Recently we have developed a new numerical approach for PDEs with constant coefficients on irregular domains and Cartesian meshes. In this paper we extend it to a much more general case of PDEs with variable coefficients that have a lot of applications; e.g., the modeling of functionally graded materials, the inhomogeneous materials obtained by 3-D printing and many others. Here, we consider the 2-D wave and heat equations for isotropic and anisotropic inhomogeneous materials. The idea of the extension to the case of PDEs with variable coefficients is based on the representation of the stencil coefficients as functions of the mesh size. This leads to the increase in the size of the local system of algebraic equations solved for each grid point of the new approach; however, this does not change the size of the global system of semidiscrete equations and practically does not increase the computational costs of the proposed technique. Similar to our previous technique, the new 2-D approach with compact 9-point stencils uses trivial Cartesian meshes for complex irregular domains and provides the fourth order of accuracy for the wave and heat equations with variable coefficients.
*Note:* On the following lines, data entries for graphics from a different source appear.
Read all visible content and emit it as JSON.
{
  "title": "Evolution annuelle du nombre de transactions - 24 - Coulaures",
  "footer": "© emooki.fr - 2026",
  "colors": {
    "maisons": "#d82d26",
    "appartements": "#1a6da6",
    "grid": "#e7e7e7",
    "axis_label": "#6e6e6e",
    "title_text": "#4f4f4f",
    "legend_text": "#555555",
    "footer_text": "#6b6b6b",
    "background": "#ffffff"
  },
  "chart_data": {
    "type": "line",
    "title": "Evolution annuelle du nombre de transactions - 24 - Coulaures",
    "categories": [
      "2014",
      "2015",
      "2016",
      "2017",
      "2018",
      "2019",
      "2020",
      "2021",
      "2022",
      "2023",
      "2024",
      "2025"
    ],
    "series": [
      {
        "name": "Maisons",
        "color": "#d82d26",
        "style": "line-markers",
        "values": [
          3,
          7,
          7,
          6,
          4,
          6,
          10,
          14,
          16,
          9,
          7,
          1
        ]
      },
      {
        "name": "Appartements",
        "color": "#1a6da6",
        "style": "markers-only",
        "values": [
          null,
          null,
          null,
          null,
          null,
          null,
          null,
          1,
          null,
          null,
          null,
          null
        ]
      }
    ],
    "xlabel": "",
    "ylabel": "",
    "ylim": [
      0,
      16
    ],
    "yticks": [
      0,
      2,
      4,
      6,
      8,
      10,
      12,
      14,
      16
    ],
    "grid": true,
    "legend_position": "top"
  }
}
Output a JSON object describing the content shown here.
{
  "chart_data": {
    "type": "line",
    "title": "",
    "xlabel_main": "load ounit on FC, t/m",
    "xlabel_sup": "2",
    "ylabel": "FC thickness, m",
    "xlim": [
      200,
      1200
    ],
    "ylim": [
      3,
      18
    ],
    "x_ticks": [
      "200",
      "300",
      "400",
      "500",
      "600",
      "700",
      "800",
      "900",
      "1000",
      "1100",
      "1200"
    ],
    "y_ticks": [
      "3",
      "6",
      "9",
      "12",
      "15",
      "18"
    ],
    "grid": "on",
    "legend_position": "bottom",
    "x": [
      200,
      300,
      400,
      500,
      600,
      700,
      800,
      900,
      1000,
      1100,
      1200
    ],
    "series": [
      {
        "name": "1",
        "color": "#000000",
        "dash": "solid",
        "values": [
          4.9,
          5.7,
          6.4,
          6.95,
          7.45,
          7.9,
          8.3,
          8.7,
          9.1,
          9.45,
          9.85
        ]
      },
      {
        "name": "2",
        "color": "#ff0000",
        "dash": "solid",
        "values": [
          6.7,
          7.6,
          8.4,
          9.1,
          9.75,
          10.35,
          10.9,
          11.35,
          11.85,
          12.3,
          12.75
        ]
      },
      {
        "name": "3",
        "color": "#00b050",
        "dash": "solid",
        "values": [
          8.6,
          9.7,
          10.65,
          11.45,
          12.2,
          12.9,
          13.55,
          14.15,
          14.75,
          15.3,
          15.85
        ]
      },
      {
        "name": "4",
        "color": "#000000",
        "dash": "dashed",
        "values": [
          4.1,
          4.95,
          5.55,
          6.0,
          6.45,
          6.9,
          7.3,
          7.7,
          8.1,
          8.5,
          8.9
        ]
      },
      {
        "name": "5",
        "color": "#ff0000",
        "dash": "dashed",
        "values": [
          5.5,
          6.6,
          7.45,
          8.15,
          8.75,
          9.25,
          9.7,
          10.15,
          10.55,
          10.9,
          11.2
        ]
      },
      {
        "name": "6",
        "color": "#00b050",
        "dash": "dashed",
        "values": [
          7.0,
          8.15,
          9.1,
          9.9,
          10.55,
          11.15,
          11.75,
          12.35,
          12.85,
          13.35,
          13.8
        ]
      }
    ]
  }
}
The calculation of the coefficients of the stencil equations is based on the minimization of the local truncation error of the stencil equations and yields the optimal order of accuracy of the new technique. At similar 9-point stencils, the accuracy of the new approach is much higher than that for the linear finite elements. The numerical results for irregular domains show that at the same number of degrees of freedom, the new approach is even much more accurate than the high-order (up to the third order) finite elements with much wider stencils. The wave and heat equations are uniformly treated with the new approach.